Corkum v. Lenske

Annotate this Case

239 Or. 290 (1964)

397 P.2d 542

CORKUM v. LENSKE

Supreme Court of Oregon.

Argued November 6, 1964.

Affirmed December 16, 1964.

William B. Murray, Portland, argued the cause and filed briefs for appellant.

Reuben G. Lenske, Portland, argued the cause and filed a brief pro se.

*291 Before McALLISTER, Chief Justice, and PERRY, SLOAN, O'CONNELL and LUSK, Justices.

AFFIRMED.

SLOAN, J.

Plaintiff's complaint alleged that defendant had converted to his own use money which defendant had held for plaintiff in a fiduciary capacity. Defendant answered with a plea in abatement which alleged that the same subject matter was included in a suit for accounting which plaintiff had previously filed against defendant and other related parties. The trial court, after a hearing, sustained the plea in abatement and entered a judgment which dismissed this action. Plaintiff appeals from that judgment.

1. Plaintiff contends that the plea of abatement should not be sustained because the parties were not the same. It could not be denied that the money claimed in this action was included in the suit for accounting. The difference in parties was nominal only.

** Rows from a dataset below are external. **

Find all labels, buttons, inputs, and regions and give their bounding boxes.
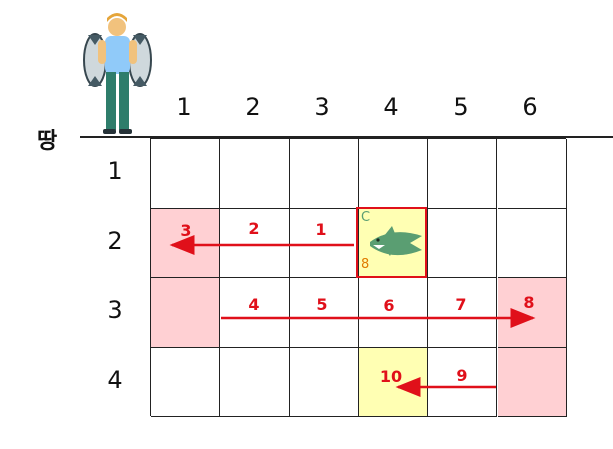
row-label-1: 1 [107,157,123,185]
land-label: 땅 [37,129,58,154]
step-number: 3 [180,221,192,240]
row-label-4: 4 [107,366,123,394]
step-number: 9 [456,366,468,385]
step-number: 10 [379,367,403,386]
step-number: 8 [523,293,535,312]
grid-cell [428,347,498,417]
step-number: 7 [455,295,467,314]
grid-cell [220,278,290,348]
grid-cell-highlight [151,278,221,348]
column-label-6: 6 [522,93,538,121]
grid-cell [497,139,567,209]
grid-cell [220,139,290,209]
ground-line [80,136,613,138]
column-label-2: 2 [245,93,261,121]
grid-cell [289,208,359,278]
grid-cell [220,347,290,417]
grid-cell [289,139,359,209]
fisherman-icon [83,13,152,134]
step-number: 4 [248,295,260,314]
grid-cell [428,139,498,209]
row-label-2: 2 [107,227,123,255]
grid-cell [289,278,359,348]
shark-label-bottom: 8 [361,257,370,272]
step-number: 6 [383,296,395,315]
grid-cell [151,347,221,417]
column-label-3: 3 [314,93,330,121]
grid-cell [289,347,359,417]
shark-cell-border [356,207,427,278]
step-number: 1 [315,220,327,239]
grid-cell [497,208,567,278]
grid-cell [220,208,290,278]
grid-cell-highlight [497,347,567,417]
column-label-5: 5 [453,93,469,121]
column-label-1: 1 [176,93,192,121]
shark-label-top: C [361,210,371,225]
grid-cell [358,278,429,348]
grid-cell [428,278,498,348]
step-number: 2 [248,219,260,238]
column-label-4: 4 [383,93,399,121]
grid-cell [428,208,498,278]
shark-icon [370,226,422,256]
grid-cell [151,139,221,209]
step-number: 5 [316,295,328,314]
row-label-3: 3 [107,296,123,324]
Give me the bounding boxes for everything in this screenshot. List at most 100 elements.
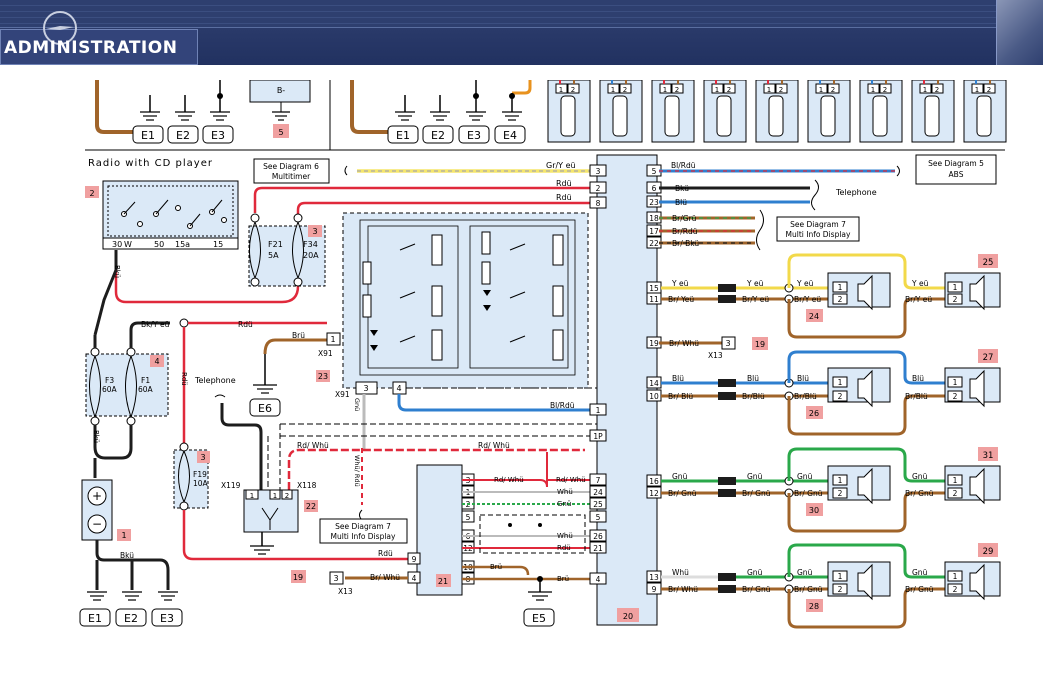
- see-diag5-1: See Diagram 5: [928, 159, 984, 168]
- top-connector-pin: [711, 83, 724, 94]
- speaker-a-num: 26: [809, 409, 819, 418]
- radio-pins: 30 W 50 15a 15: [112, 240, 223, 249]
- speaker-b-num-box: [978, 349, 998, 363]
- wire-label-rdwh4: Rd/ Whü: [494, 476, 524, 484]
- telephone-right: Telephone: [835, 188, 877, 197]
- module20-left-pin: [589, 485, 607, 498]
- wire-label-whu3: Whü: [557, 532, 573, 540]
- speaker-b-icon: [969, 563, 985, 601]
- fuse4-60a-2: 60A: [138, 385, 154, 394]
- speaker-wire-label: Br/ Blü: [668, 392, 693, 401]
- module20-left-pin: [589, 181, 607, 194]
- wire-label-brwh21: Br/ Whü: [370, 573, 400, 582]
- module20-left-pin-label: 1: [596, 406, 601, 415]
- module20-left-pin: [589, 541, 607, 554]
- top-connector-pin-label: 2: [883, 86, 887, 94]
- module20-right-pin-label: 16: [649, 477, 659, 486]
- wire-label-rdwh2: Rd/ Whü: [478, 441, 510, 450]
- ground-e6: E6: [258, 402, 272, 415]
- top-connector-pin: [555, 83, 568, 94]
- top-connector-coil: [716, 95, 732, 137]
- speaker-b-pin: [947, 376, 963, 388]
- telephone-left: Telephone: [194, 376, 236, 385]
- see-diag7-bottom-1: See Diagram 7: [335, 522, 391, 531]
- top-connector-pin-label: 2: [623, 86, 627, 94]
- module20-left-pin-label: 1P: [593, 432, 603, 441]
- wire-label-whu2: Whü: [557, 488, 573, 496]
- module21-pin-label: 9: [412, 555, 417, 564]
- speaker-a-pin: [832, 281, 848, 293]
- svg-text:2: 2: [285, 492, 289, 500]
- radio-num-box: [85, 186, 99, 198]
- speaker-loop-wire: [787, 297, 945, 339]
- speaker-wire-label: Y eü: [671, 279, 689, 288]
- module20-right-pin-label: 9: [652, 585, 657, 594]
- speaker-wire-label: Gnü: [797, 568, 813, 577]
- module20-left-pin: [589, 497, 607, 510]
- top-connector-pin: [867, 83, 880, 94]
- fuse3-f34: F34: [303, 240, 318, 249]
- module20-left-pin-label: 7: [596, 476, 601, 485]
- top-connector-coil: [612, 95, 628, 137]
- top-connector-pin-label: 2: [675, 86, 679, 94]
- module20-right-pin-label: 13: [649, 573, 659, 582]
- module20-right-pin-label: 15: [649, 284, 659, 293]
- module20-left-pin: [589, 529, 607, 542]
- speaker-a-pin-label: 1: [838, 283, 843, 292]
- ground-b-num: 5: [278, 128, 283, 137]
- page-title: ADMINISTRATION: [4, 38, 178, 58]
- top-connector-pin: [607, 83, 620, 94]
- speaker-a-pin-label: 1: [838, 476, 843, 485]
- speaker-wire-label: Blü: [747, 374, 759, 383]
- ground-label-e3: E3: [211, 129, 225, 142]
- speaker-b-pin: [947, 390, 963, 402]
- bottom-ground-e2: E2: [124, 612, 138, 625]
- ground-b-label: B-: [277, 86, 285, 95]
- top-connector-pin-label: 1: [923, 86, 927, 94]
- speaker-wire-label: Br/ Gnü: [668, 489, 697, 498]
- speaker-a-icon: [857, 369, 873, 408]
- top-connector-pin-label: 1: [663, 86, 667, 94]
- top-bar: [0, 0, 1043, 27]
- fuse3-5a: 5A: [268, 251, 279, 260]
- num21: 21: [438, 577, 448, 586]
- see-diag7-bottom-2: Multi Info Display: [331, 532, 397, 541]
- speaker-a-num: 30: [809, 506, 819, 515]
- fuse19-num: 3: [200, 453, 205, 462]
- top-connector-pin-label: 1: [819, 86, 823, 94]
- top-connector-coil: [924, 95, 940, 137]
- corner-graphic: [996, 0, 1043, 65]
- wire-label-rdwh: Rd/ Whü: [297, 441, 329, 450]
- module21-pin: [407, 552, 421, 565]
- speaker-wire-label: Blü: [912, 374, 924, 383]
- top-connector-pin-label: 1: [767, 86, 771, 94]
- x119: X119: [221, 481, 241, 490]
- wire-label-bru: Brü: [292, 331, 305, 340]
- speaker-a-pin: [832, 474, 848, 486]
- speaker-a-pin-label: 1: [838, 378, 843, 387]
- svg-text:+: +: [92, 489, 102, 503]
- speaker-plug: [718, 379, 736, 387]
- speaker-wire-label: Br/ Yeü: [668, 295, 694, 304]
- wire-label-brwh19: Br/ Whü: [669, 339, 699, 348]
- speaker-wire-label: Y eü: [746, 279, 764, 288]
- wire-label-bk: Bkü: [675, 184, 689, 193]
- wire-label-bru3: Brü: [557, 575, 569, 583]
- wire-label-bku-v2: Bkü: [92, 430, 100, 443]
- top-connector-pin: [659, 83, 672, 94]
- title-box: [0, 29, 198, 65]
- fuse4-f1: F1: [141, 376, 150, 385]
- module20-left-pin: [589, 403, 607, 416]
- see-diag6-line2: Multitimer: [272, 172, 311, 181]
- speaker-loop-wire: [787, 350, 945, 385]
- x118: X118: [297, 481, 317, 490]
- speaker-a-pin-label: 2: [838, 489, 843, 498]
- speaker-b-icon: [969, 369, 985, 408]
- wire-label-rdu-low: Rdü: [378, 549, 393, 558]
- speaker-b-pin-label: 1: [953, 476, 958, 485]
- wire-label-brgr: Br/Grü: [672, 214, 697, 223]
- wire-label-blrdu2: Bl/Rdü: [550, 401, 575, 410]
- svg-text:3: 3: [363, 384, 368, 393]
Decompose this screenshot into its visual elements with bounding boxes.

2, 3. The suit for accounting, if properly plead, not only would, but must have, included "* * * an examination of all business relations between the parties." Turner et al v. McDaniel, 1952, 194 Or 595, 599, 600, 243 P2d 273. It has been held that a suit for an accounting and general equitable relief may, in given circumstances, provide the best procedure for determining a claim for conversion. Fur & Wool Trading Company v. Fox, 1927, 245 NY 215, 156 NE 670, 58 ALR 181. We are at a loss to understand why the suit for accounting has been so long delayed, as the record reflects that it has been. That suit would and should settle all of the rights of the parties.

4. Plaintiff also contends that this case should have been submitted to a jury. The issues in the case were *292 questions of law. There would have been nothing for a jury to decide. We do not decide when, if ever, the constitutional requirement compels jury determination of factual questions presented by a plea in abatement.

The judgment in this action is affirmed.